Dealing with Balsa
Balsa coring needs careful attention. Why? “That stuff soaks up water like a sponge,” Mark Vahle says. If you want to keep any future water intrusion at bay, it’s essential to first “bed the core” by removing as much wood as possible and replacing it with a paste of epoxy resin thickened with a suitable filler, like colloidal silica. Start by removing the balsa from the hole’s perimeter. Use a Dremel or ice pick, working between the fiberglass skins to a depth of at least a half-inch. Work down to the fiberglass to ensure the best bond. Mix the resin and hardener, and then add the silica, thickening it to a paste. Next, use a tongue depressor to work the goop into the void, moving in one continuous direction to eliminate trapped air bubbles. A single session should do it. For depths deeper than a half-inch, allow one layer to cure to avoid building up excessive heat that cracks the resin. Once cured, sand the edges and add the next layer.Last, sand the edge back to the shape of the original hole.

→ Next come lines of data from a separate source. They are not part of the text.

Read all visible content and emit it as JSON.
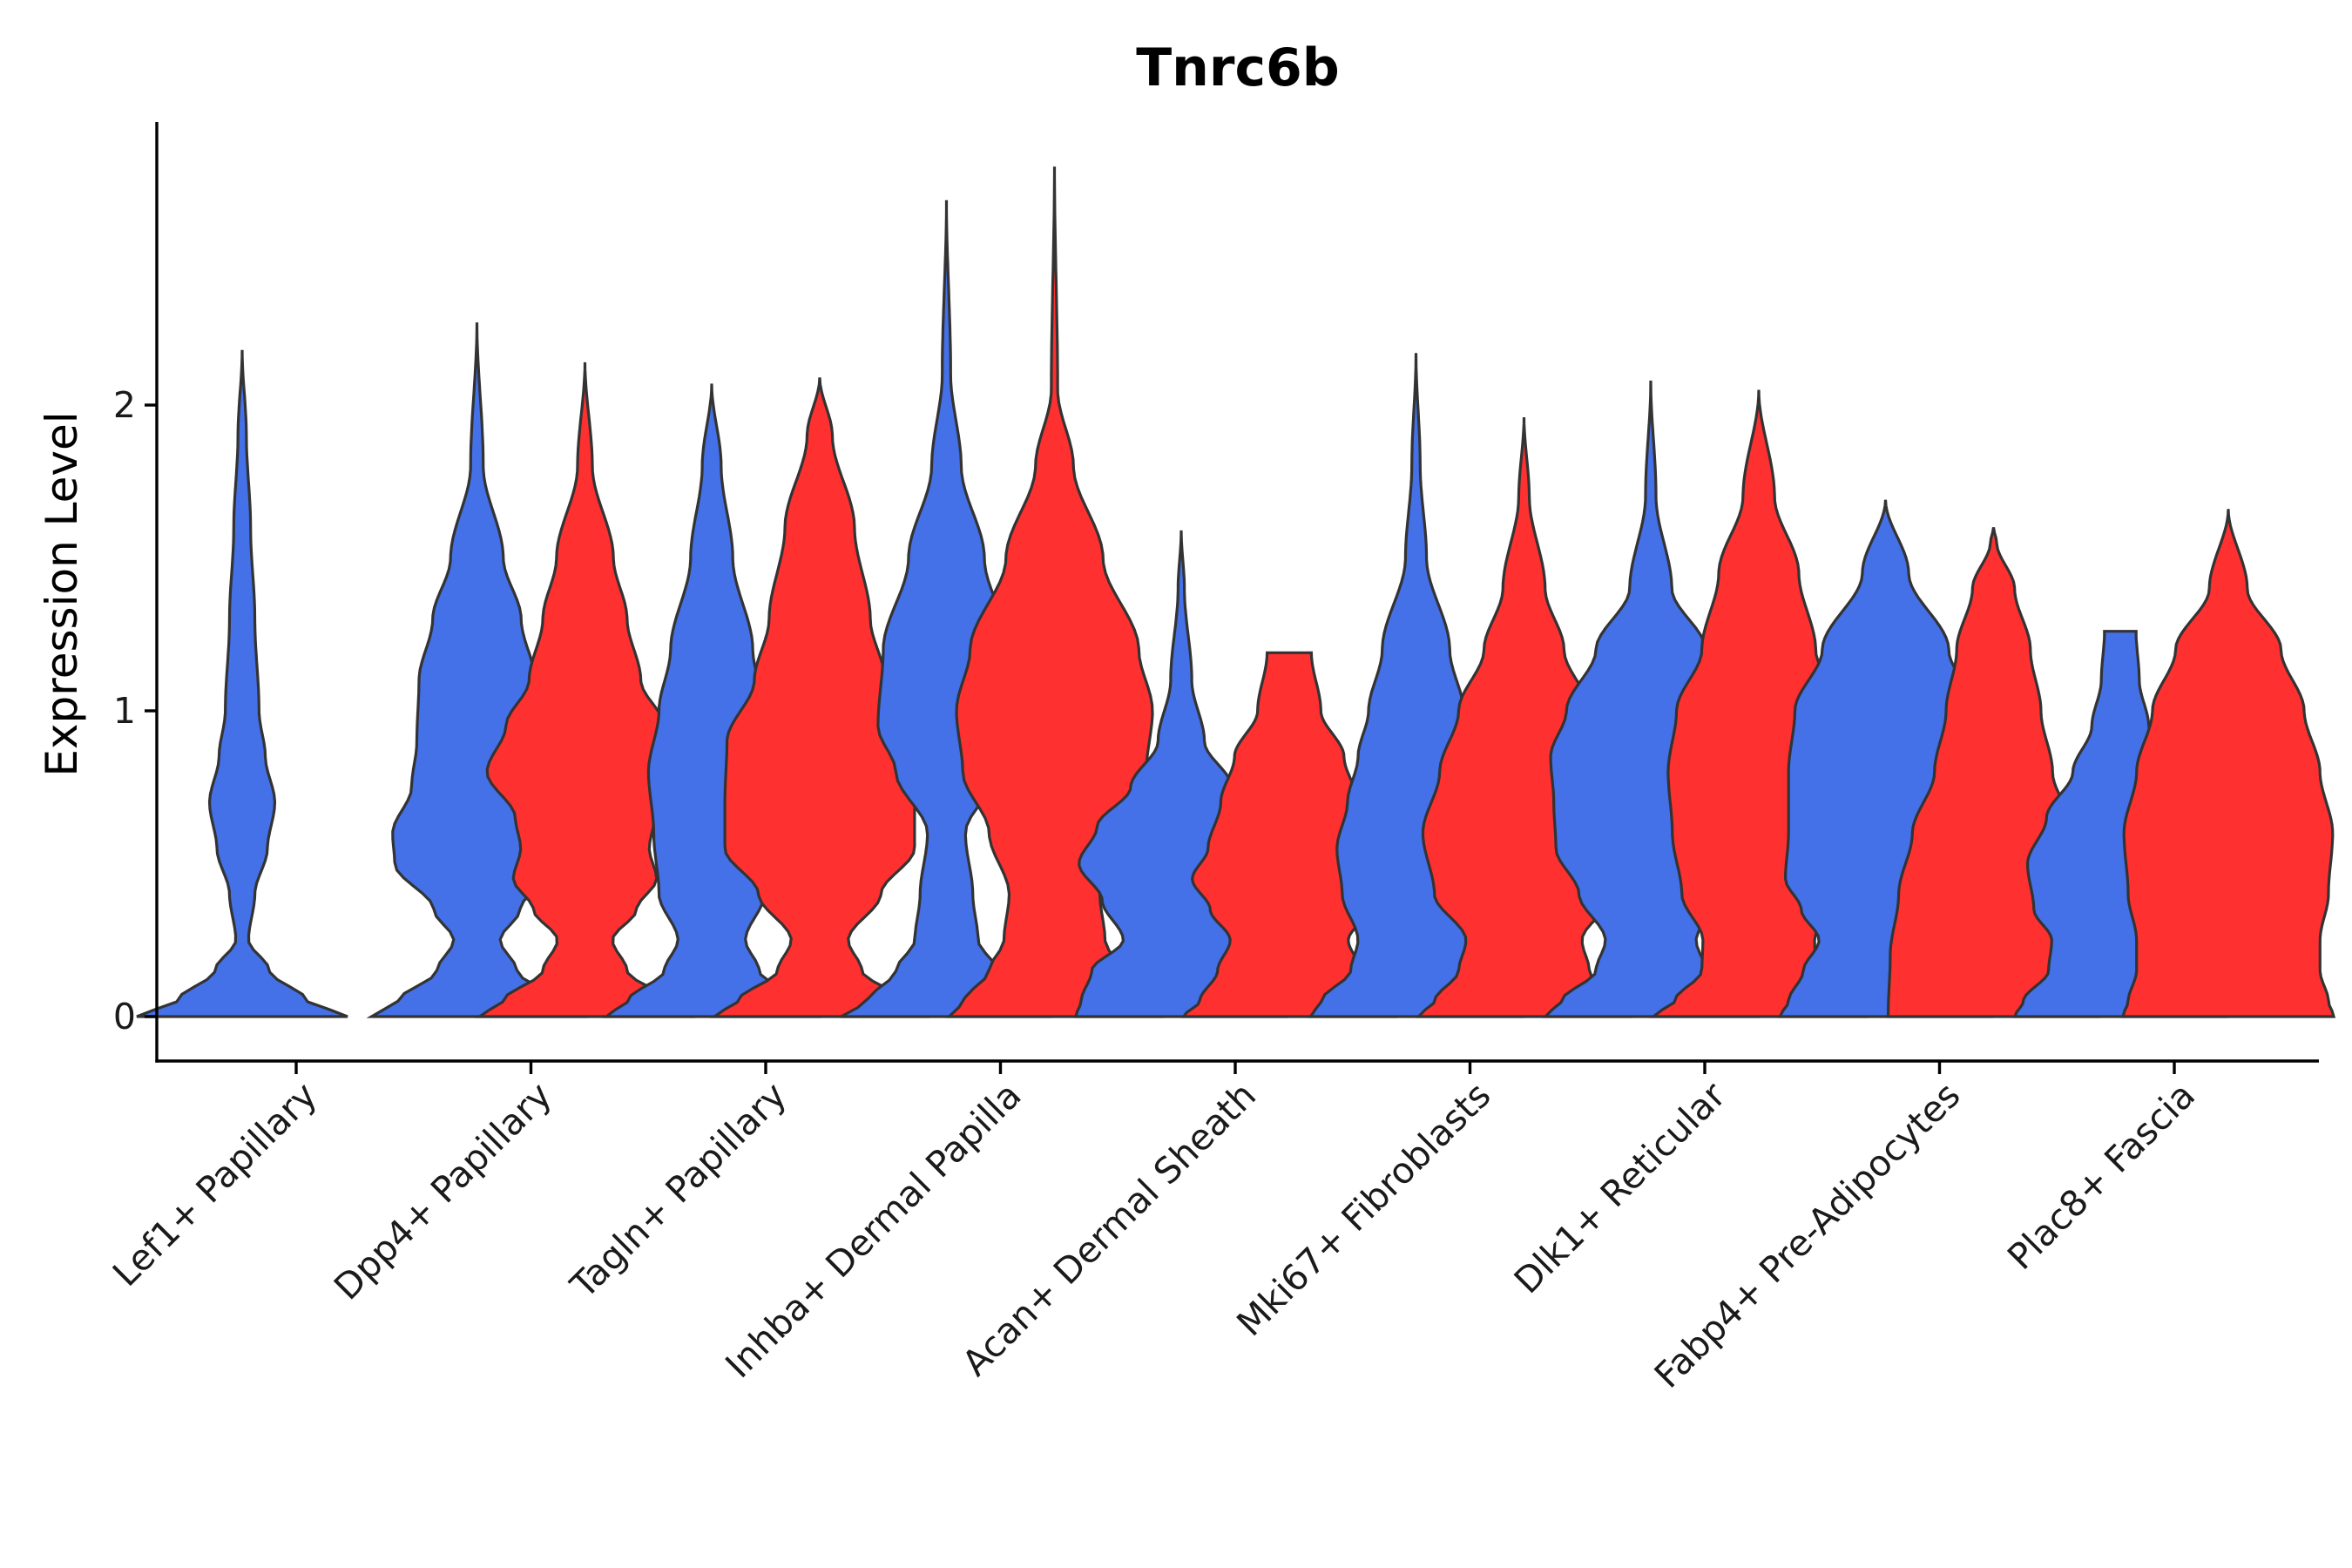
{
  "chart_data": {
    "type": "violin",
    "title": "Tnrc6b",
    "xlabel": "",
    "ylabel": "Expression Level",
    "ylim": [
      -0.14,
      2.93
    ],
    "yticks": [
      0,
      1,
      2
    ],
    "ytick_labels": [
      "0",
      "1",
      "2"
    ],
    "grid": false,
    "legend": "none",
    "colors": {
      "group_a": "#4470E8",
      "group_b": "#FF3030"
    },
    "categories": [
      "Lef1+ Papillary",
      "Dpp4+ Papillary",
      "Tagln+ Papillary",
      "Inhba+ Dermal Papilla",
      "Acan+ Dermal Sheath",
      "Mki67+ Fibroblasts",
      "Dlk1+ Reticular",
      "Fabp4+ Pre-Adipocytes",
      "Plac8+ Fascia"
    ],
    "violins": [
      {
        "category": "Lef1+ Papillary",
        "group": "group_a",
        "max": 2.18,
        "profile": [
          [
            0,
            1.0
          ],
          [
            0.05,
            0.62
          ],
          [
            0.15,
            0.26
          ],
          [
            0.25,
            0.06
          ],
          [
            0.4,
            0.12
          ],
          [
            0.55,
            0.24
          ],
          [
            0.7,
            0.31
          ],
          [
            0.85,
            0.22
          ],
          [
            1.0,
            0.16
          ],
          [
            1.3,
            0.12
          ],
          [
            1.6,
            0.08
          ],
          [
            1.9,
            0.04
          ],
          [
            2.18,
            0.0
          ]
        ]
      },
      {
        "category": "Dpp4+ Papillary",
        "group": "group_a",
        "max": 2.27,
        "profile": [
          [
            0,
            1.0
          ],
          [
            0.05,
            0.75
          ],
          [
            0.15,
            0.38
          ],
          [
            0.25,
            0.22
          ],
          [
            0.35,
            0.41
          ],
          [
            0.5,
            0.78
          ],
          [
            0.6,
            0.8
          ],
          [
            0.75,
            0.62
          ],
          [
            0.9,
            0.57
          ],
          [
            1.1,
            0.55
          ],
          [
            1.3,
            0.42
          ],
          [
            1.5,
            0.25
          ],
          [
            1.8,
            0.06
          ],
          [
            2.27,
            0.0
          ]
        ]
      },
      {
        "category": "Dpp4+ Papillary",
        "group": "group_b",
        "max": 2.14,
        "profile": [
          [
            0,
            1.0
          ],
          [
            0.05,
            0.78
          ],
          [
            0.15,
            0.4
          ],
          [
            0.25,
            0.26
          ],
          [
            0.35,
            0.49
          ],
          [
            0.45,
            0.68
          ],
          [
            0.55,
            0.61
          ],
          [
            0.65,
            0.66
          ],
          [
            0.8,
            0.93
          ],
          [
            0.95,
            0.75
          ],
          [
            1.1,
            0.53
          ],
          [
            1.3,
            0.4
          ],
          [
            1.5,
            0.27
          ],
          [
            1.8,
            0.07
          ],
          [
            2.14,
            0.0
          ]
        ]
      },
      {
        "category": "Tagln+ Papillary",
        "group": "group_a",
        "max": 2.07,
        "profile": [
          [
            0,
            1.0
          ],
          [
            0.05,
            0.8
          ],
          [
            0.15,
            0.45
          ],
          [
            0.25,
            0.32
          ],
          [
            0.4,
            0.5
          ],
          [
            0.6,
            0.55
          ],
          [
            0.8,
            0.6
          ],
          [
            1.0,
            0.5
          ],
          [
            1.2,
            0.39
          ],
          [
            1.5,
            0.2
          ],
          [
            1.8,
            0.09
          ],
          [
            2.07,
            0.0
          ]
        ]
      },
      {
        "category": "Tagln+ Papillary",
        "group": "group_b",
        "max": 2.09,
        "profile": [
          [
            0,
            1.0
          ],
          [
            0.05,
            0.78
          ],
          [
            0.15,
            0.4
          ],
          [
            0.25,
            0.27
          ],
          [
            0.4,
            0.58
          ],
          [
            0.55,
            0.9
          ],
          [
            0.7,
            0.9
          ],
          [
            0.9,
            0.88
          ],
          [
            1.1,
            0.62
          ],
          [
            1.3,
            0.48
          ],
          [
            1.6,
            0.33
          ],
          [
            1.9,
            0.12
          ],
          [
            2.09,
            0.0
          ]
        ]
      },
      {
        "category": "Inhba+ Dermal Papilla",
        "group": "group_a",
        "max": 2.67,
        "profile": [
          [
            0,
            1.0
          ],
          [
            0.05,
            0.75
          ],
          [
            0.15,
            0.48
          ],
          [
            0.25,
            0.3
          ],
          [
            0.4,
            0.25
          ],
          [
            0.6,
            0.18
          ],
          [
            0.8,
            0.48
          ],
          [
            0.95,
            0.65
          ],
          [
            1.2,
            0.6
          ],
          [
            1.5,
            0.36
          ],
          [
            1.8,
            0.14
          ],
          [
            2.1,
            0.04
          ],
          [
            2.67,
            0.0
          ]
        ]
      },
      {
        "category": "Inhba+ Dermal Papilla",
        "group": "group_b",
        "max": 2.78,
        "profile": [
          [
            0,
            1.0
          ],
          [
            0.05,
            0.86
          ],
          [
            0.15,
            0.62
          ],
          [
            0.25,
            0.48
          ],
          [
            0.4,
            0.43
          ],
          [
            0.6,
            0.62
          ],
          [
            0.8,
            0.87
          ],
          [
            1.0,
            0.93
          ],
          [
            1.2,
            0.8
          ],
          [
            1.5,
            0.46
          ],
          [
            1.8,
            0.18
          ],
          [
            2.05,
            0.03
          ],
          [
            2.78,
            0.0
          ]
        ]
      },
      {
        "category": "Acan+ Dermal Sheath",
        "group": "group_a",
        "max": 1.59,
        "profile": [
          [
            0,
            1.0
          ],
          [
            0.05,
            0.95
          ],
          [
            0.15,
            0.85
          ],
          [
            0.25,
            0.55
          ],
          [
            0.38,
            0.75
          ],
          [
            0.5,
            0.97
          ],
          [
            0.62,
            0.8
          ],
          [
            0.75,
            0.48
          ],
          [
            0.9,
            0.22
          ],
          [
            1.1,
            0.1
          ],
          [
            1.4,
            0.03
          ],
          [
            1.59,
            0.0
          ]
        ]
      },
      {
        "category": "Acan+ Dermal Sheath",
        "group": "group_b",
        "max": 1.19,
        "profile": [
          [
            0,
            1.0
          ],
          [
            0.05,
            0.85
          ],
          [
            0.15,
            0.68
          ],
          [
            0.25,
            0.56
          ],
          [
            0.35,
            0.75
          ],
          [
            0.45,
            0.92
          ],
          [
            0.55,
            0.77
          ],
          [
            0.7,
            0.65
          ],
          [
            0.85,
            0.52
          ],
          [
            1.0,
            0.3
          ],
          [
            1.19,
            0.21
          ]
        ]
      },
      {
        "category": "Mki67+ Fibroblasts",
        "group": "group_a",
        "max": 2.17,
        "profile": [
          [
            0,
            1.0
          ],
          [
            0.05,
            0.9
          ],
          [
            0.15,
            0.62
          ],
          [
            0.25,
            0.55
          ],
          [
            0.4,
            0.7
          ],
          [
            0.55,
            0.75
          ],
          [
            0.7,
            0.65
          ],
          [
            0.85,
            0.55
          ],
          [
            1.0,
            0.45
          ],
          [
            1.2,
            0.32
          ],
          [
            1.5,
            0.1
          ],
          [
            1.8,
            0.04
          ],
          [
            2.17,
            0.0
          ]
        ]
      },
      {
        "category": "Mki67+ Fibroblasts",
        "group": "group_b",
        "max": 1.96,
        "profile": [
          [
            0,
            1.0
          ],
          [
            0.05,
            0.85
          ],
          [
            0.15,
            0.62
          ],
          [
            0.25,
            0.55
          ],
          [
            0.4,
            0.85
          ],
          [
            0.6,
            0.96
          ],
          [
            0.8,
            0.8
          ],
          [
            1.0,
            0.62
          ],
          [
            1.2,
            0.38
          ],
          [
            1.4,
            0.2
          ],
          [
            1.7,
            0.05
          ],
          [
            1.96,
            0.0
          ]
        ]
      },
      {
        "category": "Dlk1+ Reticular",
        "group": "group_a",
        "max": 2.08,
        "profile": [
          [
            0,
            1.0
          ],
          [
            0.05,
            0.85
          ],
          [
            0.15,
            0.52
          ],
          [
            0.25,
            0.43
          ],
          [
            0.4,
            0.68
          ],
          [
            0.55,
            0.9
          ],
          [
            0.7,
            0.92
          ],
          [
            0.85,
            0.95
          ],
          [
            1.0,
            0.8
          ],
          [
            1.2,
            0.52
          ],
          [
            1.4,
            0.2
          ],
          [
            1.7,
            0.05
          ],
          [
            2.08,
            0.0
          ]
        ]
      },
      {
        "category": "Dlk1+ Reticular",
        "group": "group_b",
        "max": 2.05,
        "profile": [
          [
            0,
            1.0
          ],
          [
            0.05,
            0.8
          ],
          [
            0.15,
            0.54
          ],
          [
            0.25,
            0.53
          ],
          [
            0.4,
            0.73
          ],
          [
            0.6,
            0.82
          ],
          [
            0.8,
            0.86
          ],
          [
            1.0,
            0.78
          ],
          [
            1.2,
            0.54
          ],
          [
            1.45,
            0.38
          ],
          [
            1.7,
            0.15
          ],
          [
            2.05,
            0.0
          ]
        ]
      },
      {
        "category": "Fabp4+ Pre-Adipocytes",
        "group": "group_a",
        "max": 1.69,
        "profile": [
          [
            0,
            1.0
          ],
          [
            0.05,
            0.92
          ],
          [
            0.15,
            0.78
          ],
          [
            0.25,
            0.63
          ],
          [
            0.35,
            0.8
          ],
          [
            0.45,
            0.95
          ],
          [
            0.6,
            0.92
          ],
          [
            0.8,
            0.92
          ],
          [
            1.0,
            0.86
          ],
          [
            1.2,
            0.6
          ],
          [
            1.45,
            0.22
          ],
          [
            1.69,
            0.0
          ]
        ]
      },
      {
        "category": "Fabp4+ Pre-Adipocytes",
        "group": "group_b",
        "max": 1.6,
        "profile": [
          [
            0,
            1.0
          ],
          [
            0.2,
            0.98
          ],
          [
            0.4,
            0.9
          ],
          [
            0.6,
            0.77
          ],
          [
            0.8,
            0.56
          ],
          [
            1.0,
            0.45
          ],
          [
            1.2,
            0.35
          ],
          [
            1.4,
            0.2
          ],
          [
            1.55,
            0.03
          ],
          [
            1.6,
            0.0
          ]
        ]
      },
      {
        "category": "Plac8+ Fascia",
        "group": "group_a",
        "max": 1.26,
        "profile": [
          [
            0,
            1.0
          ],
          [
            0.05,
            0.92
          ],
          [
            0.15,
            0.68
          ],
          [
            0.25,
            0.65
          ],
          [
            0.35,
            0.82
          ],
          [
            0.5,
            0.88
          ],
          [
            0.65,
            0.7
          ],
          [
            0.8,
            0.45
          ],
          [
            0.95,
            0.27
          ],
          [
            1.1,
            0.18
          ],
          [
            1.26,
            0.15
          ]
        ]
      },
      {
        "category": "Plac8+ Fascia",
        "group": "group_b",
        "max": 1.66,
        "profile": [
          [
            0,
            1.0
          ],
          [
            0.05,
            0.95
          ],
          [
            0.15,
            0.87
          ],
          [
            0.25,
            0.87
          ],
          [
            0.4,
            0.95
          ],
          [
            0.6,
            0.99
          ],
          [
            0.8,
            0.87
          ],
          [
            1.0,
            0.72
          ],
          [
            1.2,
            0.5
          ],
          [
            1.4,
            0.18
          ],
          [
            1.66,
            0.0
          ]
        ]
      }
    ]
  }
}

If you’re drilling a hole for routing electrical wires or control cables, it’s essential to cover the edges for chafe protection. “For a customer, it could be as easy as taking electrical tape and wrapping it around wiring where it passes through a hole,” Vahle says. Wire looms offer more permanent protection. Regal will also fill some smaller holes with silicone; when it hardens, it eliminates any movement within the hole. Larger holes can be trimmed with PVC conduit, which can also be secured with silicone. Beware of bare fiberglass edges; they can be extremely sharp and cut through insulation with movement and time.